Now Israel must reexamine its own imperatives. Can it endure a Palestinian strategy with periodic attacks that wound it and undermine its people’s confidence, which is so essential to its geopolitical needs? This will surely be discussed in Riyadh.
For now, though, this example is a lesson for all who work in intelligence. Intelligence is the art of ignoring intent and focusing on imperatives. Imperatives must be married to constraints – that is, what a leader cannot do. Imperatives and constraints create reality, and geopolitics generates both.
I draw from this a number of principles on intelligence. Do not imagine you know the intent of an enemy’s leader. What leaders want to do and what they must do are different things. Leaders don’t become leaders without crafting an image of themselves and hiding their deeper thoughts. They are leaders, whether democratic or dictatorial, because they have understood what it takes to become and stay a leader. They did that by having a public mind that is designed to maintain power in the mode appropriate to their nation. The reality of their thinking is hidden to thwart a view of their fears, hopes, ruthlessness and pleasures.
Do not trust sources because they may lie, may not know, or may have been sent to mislead you. We humans are deceptive, and having access to the general’s wife doesn’t get you much more than bribes or blackmail. Counterintelligence does not depend on truth. Counterintelligence is easier than intelligence.
Focus on the nation and what it must have as a nation. Leaders become leaders and survive by knowing this. They act on it but rarely reveal it.

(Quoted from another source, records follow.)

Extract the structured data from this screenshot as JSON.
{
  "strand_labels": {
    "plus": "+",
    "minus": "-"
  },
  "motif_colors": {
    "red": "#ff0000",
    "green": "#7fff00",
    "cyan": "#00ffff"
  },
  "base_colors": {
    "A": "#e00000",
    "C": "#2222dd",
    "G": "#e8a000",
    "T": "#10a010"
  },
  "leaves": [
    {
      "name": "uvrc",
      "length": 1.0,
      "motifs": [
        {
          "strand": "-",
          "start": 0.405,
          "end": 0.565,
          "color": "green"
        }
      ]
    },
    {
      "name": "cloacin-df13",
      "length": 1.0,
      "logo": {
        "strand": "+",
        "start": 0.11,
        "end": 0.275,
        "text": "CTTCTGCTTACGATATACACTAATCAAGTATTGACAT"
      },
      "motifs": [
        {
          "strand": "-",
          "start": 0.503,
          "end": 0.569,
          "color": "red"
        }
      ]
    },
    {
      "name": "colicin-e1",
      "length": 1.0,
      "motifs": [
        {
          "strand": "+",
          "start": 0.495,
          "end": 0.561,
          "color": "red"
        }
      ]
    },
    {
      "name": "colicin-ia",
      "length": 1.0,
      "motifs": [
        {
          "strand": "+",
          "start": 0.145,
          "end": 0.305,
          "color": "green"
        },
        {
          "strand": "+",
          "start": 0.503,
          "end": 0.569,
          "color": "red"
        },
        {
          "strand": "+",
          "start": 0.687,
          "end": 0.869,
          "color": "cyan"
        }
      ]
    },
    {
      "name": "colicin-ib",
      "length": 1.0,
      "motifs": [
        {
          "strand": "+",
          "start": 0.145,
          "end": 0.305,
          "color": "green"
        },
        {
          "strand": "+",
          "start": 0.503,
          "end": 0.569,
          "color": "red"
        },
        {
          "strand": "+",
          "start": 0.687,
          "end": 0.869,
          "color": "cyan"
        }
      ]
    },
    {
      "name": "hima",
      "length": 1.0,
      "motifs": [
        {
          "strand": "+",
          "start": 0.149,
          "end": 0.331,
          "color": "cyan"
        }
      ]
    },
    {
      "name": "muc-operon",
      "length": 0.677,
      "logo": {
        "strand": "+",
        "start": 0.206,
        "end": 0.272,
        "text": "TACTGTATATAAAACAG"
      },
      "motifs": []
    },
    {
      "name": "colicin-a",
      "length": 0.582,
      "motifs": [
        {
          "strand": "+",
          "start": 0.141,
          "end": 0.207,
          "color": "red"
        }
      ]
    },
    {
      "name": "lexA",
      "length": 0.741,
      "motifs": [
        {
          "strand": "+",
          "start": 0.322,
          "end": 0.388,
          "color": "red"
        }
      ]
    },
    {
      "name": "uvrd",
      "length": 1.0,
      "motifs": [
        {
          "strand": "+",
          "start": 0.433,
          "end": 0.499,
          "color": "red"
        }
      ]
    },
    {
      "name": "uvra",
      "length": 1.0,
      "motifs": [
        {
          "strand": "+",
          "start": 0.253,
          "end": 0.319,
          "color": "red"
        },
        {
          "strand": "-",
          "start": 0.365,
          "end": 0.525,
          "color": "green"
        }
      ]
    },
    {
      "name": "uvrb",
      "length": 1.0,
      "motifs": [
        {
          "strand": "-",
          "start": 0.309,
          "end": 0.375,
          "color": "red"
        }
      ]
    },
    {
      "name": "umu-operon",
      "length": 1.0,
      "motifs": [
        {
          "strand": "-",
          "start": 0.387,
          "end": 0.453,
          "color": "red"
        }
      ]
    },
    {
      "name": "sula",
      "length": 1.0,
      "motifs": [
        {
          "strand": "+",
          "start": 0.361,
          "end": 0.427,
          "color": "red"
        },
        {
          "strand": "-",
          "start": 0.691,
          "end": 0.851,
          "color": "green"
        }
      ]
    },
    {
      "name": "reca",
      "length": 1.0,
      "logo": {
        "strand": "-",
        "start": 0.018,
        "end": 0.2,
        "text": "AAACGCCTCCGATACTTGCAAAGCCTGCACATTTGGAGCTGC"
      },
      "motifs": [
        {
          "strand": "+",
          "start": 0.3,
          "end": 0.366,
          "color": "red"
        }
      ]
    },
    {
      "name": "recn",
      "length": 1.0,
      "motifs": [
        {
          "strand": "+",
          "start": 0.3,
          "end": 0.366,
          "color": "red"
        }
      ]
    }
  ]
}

Know what a nation can’t do. That is the most important thing. If you know what is impossible, you will know what is possible, and that limits surprises.
The personal is anything that is communicated personally or electronically to someone who you believe is not deliberately talking and hoping to be intercepted and believed.
Note that this does not apply to intelligence about the available military force. On this, intelligence is indispensable, for it helps define the impossible.
Analysis can get a glimpse of national imperatives and constraints not just between two nations but concerning all involved. The role of intelligence is to know what must and what can happen. This must first be known on the broadest level, and that must guide intelligence on a more detailed level. This is the Israeli lesson. They have learned and even published it. What conclusions they draw about improving intelligence will almost certainly not be mine. Depending on the Hamas leader's personality type is a dicey proposition.